Bolsonaro está acuado. Insiste em blefes como um golpe militar, convocar o Exército para reprimir o combate a pandemia por quem o está fazendo, e articulações malucas para conseguir o controle das instituições. Esse jogo até aqui pode ter dado certo na Procuradoria-Geral da República, na Advocacia-Geral da República e, a conferir, na Polícia Federal. No Supremo, ainda não colou.
No Congresso, sua principal aposta, ele realmente tem alguma cobertura na Câmara. Mas a turma lá avalia que ele ainda é um estagiário no jogo de poder do dia a dia. No Senado, ele está órfão, o que aumenta o cacife do Arthur Lira no outro lado do tapete congressual, o que resulta no aumento no cacife de todos eles nas duas casas legislativas. Evidente que tem uma tropa ali em busca de vantagens, mas todos, fora os bolsonaristas de carteirinha, sabem do jogo errático do presidente.
É nesse contexto que Bolsonaro tenta enfrentar a CPI da Covid no Senado Federal. É impressionante a capacidade dele e sua turma fazerem gols contra. Primeiro, ele tentou, de maneira amadora, reverter o apoio de um número expressivo de senadores, pressionados por suas famílias e bases políticas, à CPI da Covid. Depois, ele seguiu numa sucessão de erros inacreditável.
Ao mesmo tempo em que ligava para o governador Renan Filho, de Alagoas, detonava em Brasília o pai dele, o senador Renan Calheiros, relator da CPI, cuja boa relação ambicionava. Ele joga uma carta e outra oposta na mesma aposta. Sua pau mandada Carla Zambelli chegou a conseguir com um juiz uma decisão tão incompetente do ponto de vista jurídico para a barrar a relatoria de Renan que, se não for cassada antes da reunião da CPI, será simplesmente ignorada pelo Senado Federal.
Mas os tiros no próprio pé seguem em sequência. No último fim de semana, o UOl divulgou uma relação de 23 supostas acusações ao governo federal durante a pandemia. A intenção era conseguir munição para se defenderem na CPI. Conseguiram um efeito contrário.

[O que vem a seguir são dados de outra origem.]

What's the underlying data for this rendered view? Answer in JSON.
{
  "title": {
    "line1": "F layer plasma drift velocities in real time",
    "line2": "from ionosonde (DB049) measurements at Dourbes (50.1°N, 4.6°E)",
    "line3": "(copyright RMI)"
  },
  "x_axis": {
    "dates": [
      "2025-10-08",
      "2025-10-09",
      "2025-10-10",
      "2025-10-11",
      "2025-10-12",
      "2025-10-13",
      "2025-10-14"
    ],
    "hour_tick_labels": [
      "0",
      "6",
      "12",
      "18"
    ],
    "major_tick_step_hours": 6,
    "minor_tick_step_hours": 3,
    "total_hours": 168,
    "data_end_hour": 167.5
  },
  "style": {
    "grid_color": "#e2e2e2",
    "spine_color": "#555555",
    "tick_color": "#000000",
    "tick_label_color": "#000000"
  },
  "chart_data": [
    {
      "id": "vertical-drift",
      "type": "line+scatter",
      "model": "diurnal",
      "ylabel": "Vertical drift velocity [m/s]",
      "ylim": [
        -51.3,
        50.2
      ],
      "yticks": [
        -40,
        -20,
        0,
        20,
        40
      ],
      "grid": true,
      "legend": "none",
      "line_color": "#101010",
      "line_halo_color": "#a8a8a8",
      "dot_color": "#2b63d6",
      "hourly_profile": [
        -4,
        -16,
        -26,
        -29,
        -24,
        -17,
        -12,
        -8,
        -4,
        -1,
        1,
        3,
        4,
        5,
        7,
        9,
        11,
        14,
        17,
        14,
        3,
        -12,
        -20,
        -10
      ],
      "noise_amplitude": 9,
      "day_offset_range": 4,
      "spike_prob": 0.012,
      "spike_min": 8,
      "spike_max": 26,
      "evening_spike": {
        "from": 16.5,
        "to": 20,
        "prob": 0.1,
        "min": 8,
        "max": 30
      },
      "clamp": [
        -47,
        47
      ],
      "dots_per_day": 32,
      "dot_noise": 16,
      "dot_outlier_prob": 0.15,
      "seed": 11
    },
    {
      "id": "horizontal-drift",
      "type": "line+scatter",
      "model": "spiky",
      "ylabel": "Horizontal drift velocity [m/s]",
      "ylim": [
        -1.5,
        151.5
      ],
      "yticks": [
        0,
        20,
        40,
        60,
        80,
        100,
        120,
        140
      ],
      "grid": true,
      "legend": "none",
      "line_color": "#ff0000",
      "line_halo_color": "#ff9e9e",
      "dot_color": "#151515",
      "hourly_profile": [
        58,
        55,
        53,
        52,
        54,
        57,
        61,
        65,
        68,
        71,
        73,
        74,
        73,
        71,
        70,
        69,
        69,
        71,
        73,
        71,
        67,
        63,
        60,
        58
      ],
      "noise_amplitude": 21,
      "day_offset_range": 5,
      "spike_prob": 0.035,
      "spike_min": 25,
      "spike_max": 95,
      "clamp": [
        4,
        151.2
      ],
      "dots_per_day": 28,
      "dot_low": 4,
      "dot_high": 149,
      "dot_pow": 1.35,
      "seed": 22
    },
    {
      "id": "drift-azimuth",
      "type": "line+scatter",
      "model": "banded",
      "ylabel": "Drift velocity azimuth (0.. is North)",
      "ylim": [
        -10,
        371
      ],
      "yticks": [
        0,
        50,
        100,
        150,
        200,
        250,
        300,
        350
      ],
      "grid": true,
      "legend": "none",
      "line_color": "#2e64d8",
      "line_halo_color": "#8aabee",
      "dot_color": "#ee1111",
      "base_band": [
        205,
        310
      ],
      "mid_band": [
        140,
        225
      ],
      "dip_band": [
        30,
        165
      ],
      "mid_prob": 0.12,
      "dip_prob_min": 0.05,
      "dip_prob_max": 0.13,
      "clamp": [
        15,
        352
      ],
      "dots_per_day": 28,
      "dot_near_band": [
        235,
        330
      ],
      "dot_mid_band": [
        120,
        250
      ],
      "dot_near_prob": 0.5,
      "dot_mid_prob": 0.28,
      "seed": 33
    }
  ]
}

Parlamentares de oposição e muita gente nas redes sociais batizaram essa relação como “sincericídeo” e “confissão de culpa”. O senador Randolfe Rodrigues, escalado para a vice-presidência da CPI, afirmou que, com alguns acréscimos, é uma boa pauta para as investigações da comissão.
A lista é enorme. Na semana passada, o ex-secretário de Comunicação da Presidência da República Fabio Wajngareten, figura carimbada no clã Bolsonaro e na galera do guru Olavo de Carvalho, em uma entrevista a Veja, disparou contra o desastrado Eduardo Pazuello, que no meio desse tiroteio, resolveu contrariar as regras e desfilar sem máscara em um shopping em Manaus. Pazuello continuou no sal, mas o tiro de Wajngarten acertou acertou também em Bolsonaro.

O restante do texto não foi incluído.